How India can make research attractive to grads

Hari Balakrishnan, Fujitsu professor of computer science at the Massachusetts Institute of Technology (MIT), says engineering colleges in India should encourage more students to take up research.

“In the top institutes, the interest in pursuing research has gone down, and one of the reasons is a lot more career options are available, unlike in the 1990s when I graduated. For the advancement of science and engineering, it is important that good students take up research. It cannot be just 1-3% of a class going there, it has to be about 20% of the students,” he says.

But how do you attract young people to research in an ecosystem which is ready to pay graduating students extremely attractive salaries?

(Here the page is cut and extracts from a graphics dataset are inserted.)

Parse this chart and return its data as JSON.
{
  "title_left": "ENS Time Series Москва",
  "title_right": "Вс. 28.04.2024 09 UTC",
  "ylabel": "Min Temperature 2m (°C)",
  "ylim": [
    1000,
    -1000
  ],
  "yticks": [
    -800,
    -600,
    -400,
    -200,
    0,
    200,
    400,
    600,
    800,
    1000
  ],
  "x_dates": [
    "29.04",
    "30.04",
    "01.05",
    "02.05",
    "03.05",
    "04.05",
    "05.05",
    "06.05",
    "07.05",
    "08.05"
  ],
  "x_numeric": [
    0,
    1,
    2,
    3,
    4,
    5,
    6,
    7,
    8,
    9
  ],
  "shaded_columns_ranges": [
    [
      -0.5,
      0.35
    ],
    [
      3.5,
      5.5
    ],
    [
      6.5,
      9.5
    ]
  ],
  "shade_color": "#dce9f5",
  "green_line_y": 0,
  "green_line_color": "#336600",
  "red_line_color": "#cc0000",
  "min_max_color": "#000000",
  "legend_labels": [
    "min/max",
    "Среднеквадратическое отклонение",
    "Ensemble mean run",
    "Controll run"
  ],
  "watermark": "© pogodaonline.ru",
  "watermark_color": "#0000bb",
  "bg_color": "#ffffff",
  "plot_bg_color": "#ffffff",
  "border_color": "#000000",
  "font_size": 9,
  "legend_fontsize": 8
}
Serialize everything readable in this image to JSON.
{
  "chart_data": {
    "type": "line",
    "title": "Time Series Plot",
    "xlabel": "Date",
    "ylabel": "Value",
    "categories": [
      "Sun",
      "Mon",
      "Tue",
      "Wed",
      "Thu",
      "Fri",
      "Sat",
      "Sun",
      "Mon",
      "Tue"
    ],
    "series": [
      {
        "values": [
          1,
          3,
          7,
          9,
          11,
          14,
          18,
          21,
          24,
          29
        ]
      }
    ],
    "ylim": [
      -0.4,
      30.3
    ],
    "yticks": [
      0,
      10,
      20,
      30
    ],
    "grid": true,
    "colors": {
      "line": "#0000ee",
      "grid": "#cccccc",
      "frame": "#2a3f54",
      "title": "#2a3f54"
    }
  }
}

The question is one that is often raised by professors at the IITs too. So good are salaries for graduating students that the number of students passing out of IITs who then head to the US for higher education has dropped to 10-15%, from about 85% three decades ago.

Balakrishnan suggests a two pronged approach.

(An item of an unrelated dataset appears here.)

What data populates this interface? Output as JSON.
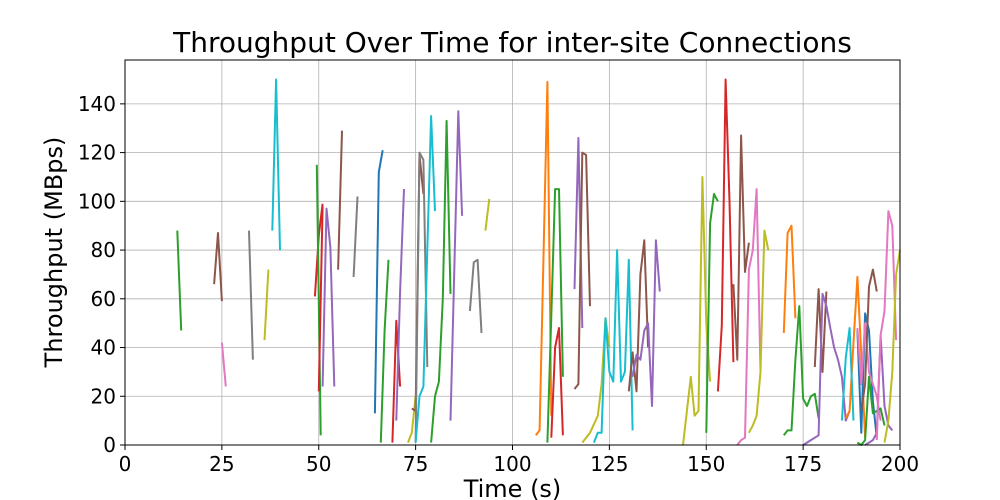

Bring in role models to demonstrate the impact they have had on society. “While research is not for everyone, a lot of people need to understand that it is possible to have an extremely comfortable life by focusing on research as a career. What people crave for is the financial aspect, but the satisfaction you derive through the impact you create and the fact that you are valued is also unparalleled,” he says.

Balakrishnan, who won the Infosys Prize in engineering and computer science last year, says the difficulty in pushing people to research is a global problem, but in some places it is acute. MIT, he says, has a programme called Urop (Undergraduate Research Opportunities Programme), which allows engineering undergraduates to participate in research projects and for which they are given credit points. “It is like being an apprentice. Research is best learnt in a way one becomes an electrician – not just theory, but you learn by doing it,” he says.

Colleges in India, he says, could come up with such a programme by tieing up with another university in India or the world. “Students need to write a report and do a small invention, and then once you show these 20-year olds the taste of what it feels like to come up with a new idea, something nobody else has done, they will be hooked to that unique feeling. It will open the flood gates. Universities need to expose students to research opportunities early,” he says.

Balakrishnan is also the founder of Cambridge Mobile Telematics, a company that uses mobile sensing, statistical methods, AI and behavioral sciences to make roads safer by making drivers drive better. Of its 200 employees, 30 have PhDs, a reflection of the trend in the US where doctorates are deeply valued in industry, unlike in India.